Less importantly but still a consequence that should be considered is the attitude of judges in that in cases where judges disagree with previous courts decisions, should he/she consider it an anathema to the code they will ignore it and judge on their rationale. Whilst the notion that no rule of binding precedent exists supports the mechanistic view of the judiciary, in the French system we can identify another means by which authority of decisions can be established.
In the French system lower courts normally follow the jurisprudence of the Cour de cassation. In the French legal system jurisprudence constandt is given precedent and is defined as a concordant series of decisions. 7 It follows that it is in the power of the judges to create principles through a series of similar decisions and thus creating law. Another distinction between the two legal systems is that of the premise that civil systems although purport to be clear and detailed are much more general and contain less law that common law systems.
This is simply a product of the fact that the common law system is ever evolving, always updated by new decisions and therefore extremely detailed in content whilst in civil systems codes remain largely un-edited, in that changes to the law and updates are much less frequent than its counterpart. 8 This characteristic is exemplified by the French code within the area of contract law, where the broad rule that a mistake nullifies an agreement if it concerns the 'substance' of the object to which the agreement relates.

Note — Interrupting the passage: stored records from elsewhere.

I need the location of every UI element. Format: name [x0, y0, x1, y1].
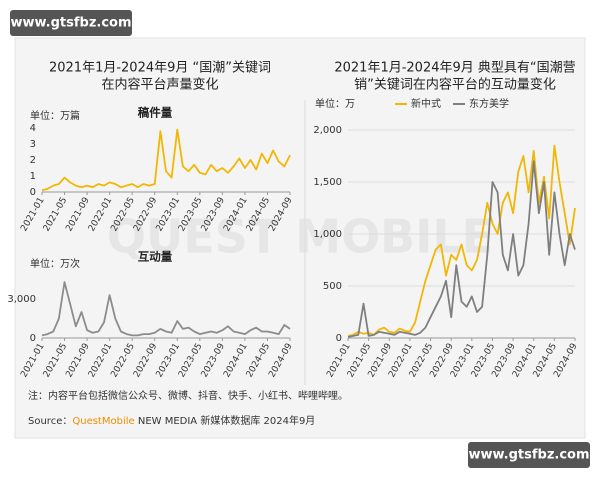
watermark-box [468, 442, 590, 468]
legend-label: 东方美学 [469, 97, 509, 110]
source-brand: QuestMobile [72, 416, 134, 427]
y-tick-label: 4 [30, 123, 36, 134]
y-tick-label: 3 [30, 139, 36, 150]
source-prefix: Source： [28, 416, 72, 427]
y-tick-label: 2 [30, 155, 36, 166]
panel-title: 2021年1月-2024年9月 典型具有“国潮营 [334, 61, 575, 76]
series-line [41, 128, 291, 192]
y-tick-label: 0 [30, 333, 36, 344]
unit-label: 单位：万次 [30, 257, 80, 270]
watermark: www.gtsfbz.com [468, 448, 589, 463]
unit-label: 单位：万 [315, 97, 355, 110]
footnote: 注：内容平台包括微信公众号、微博、抖音、快手、小红书、哔哩哔哩。 [28, 389, 348, 402]
panel [14, 37, 586, 439]
chart-title: 稿件量 [138, 106, 173, 120]
y-tick-label: 0 [30, 187, 36, 198]
panel-title: 2021年1月-2024年9月 “国潮”关键词 [49, 61, 271, 76]
y-tick-label: 1,500 [313, 177, 342, 188]
panel-title: 销”关键词在内容平台的互动量变化 [354, 77, 556, 93]
y-tick-label: 1,000 [313, 229, 342, 240]
watermark: www.gtsfbz.com [10, 16, 131, 31]
series-line [347, 160, 576, 338]
legend-label: 新中式 [411, 97, 441, 110]
y-tick-label: 2,000 [313, 125, 342, 136]
background-watermark: QUEST MOBILE [107, 210, 493, 264]
y-tick-label: 3,000 [7, 294, 36, 305]
watermark-box [10, 10, 132, 36]
unit-label: 单位：万篇 [30, 109, 80, 122]
source-rest: NEW MEDIA 新媒体数据库 2024年9月 [135, 414, 316, 427]
series-line [41, 281, 291, 337]
y-tick-label: 0 [336, 333, 342, 344]
chart-title: 互动量 [138, 250, 173, 264]
series-line [347, 144, 576, 337]
y-tick-label: 500 [323, 281, 342, 292]
panel-title: 在内容平台声量变化 [101, 77, 218, 93]
source: Source：QuestMobile NEW MEDIA 新媒体数据库 2024… [28, 414, 315, 427]
y-tick-label: 1 [30, 171, 36, 182]
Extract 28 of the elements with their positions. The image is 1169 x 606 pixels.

9 The question arises what constitutes 'substance' and when this is paired with the mechanistic system of judgements in that the courts are not required to justify its interpretation of the word, or relate to previous decisions of the court we see the scope of judicial discretion that is granted to civil law judges. We can therefore conclude that whilst in the common law system the rule of binding precedent restricts the scope and decisions of judges within the hierarchy, the French or civil law judge though paradoxically should be confined to the rigid parameters of the written law, is often granted much wider discretionary power.
Coupled with the recognition that large areas of the law in civil systems are largely unwritten and therefore the role of the courts in stating the law in these areas are important and the role of the judges themselves in the collection of evidence in trials we can see that the role of the judge can not be simply restricted to being the 'mouthpiece of the law'.
Having stated this, the scope and judicial discretion granted can not be compared with that of the common law judges for it must be recognised that to its very foundation, as exemplified in the code civil, civil systems embody the separation of powers which is an ultimate limit to the power of the judiciary.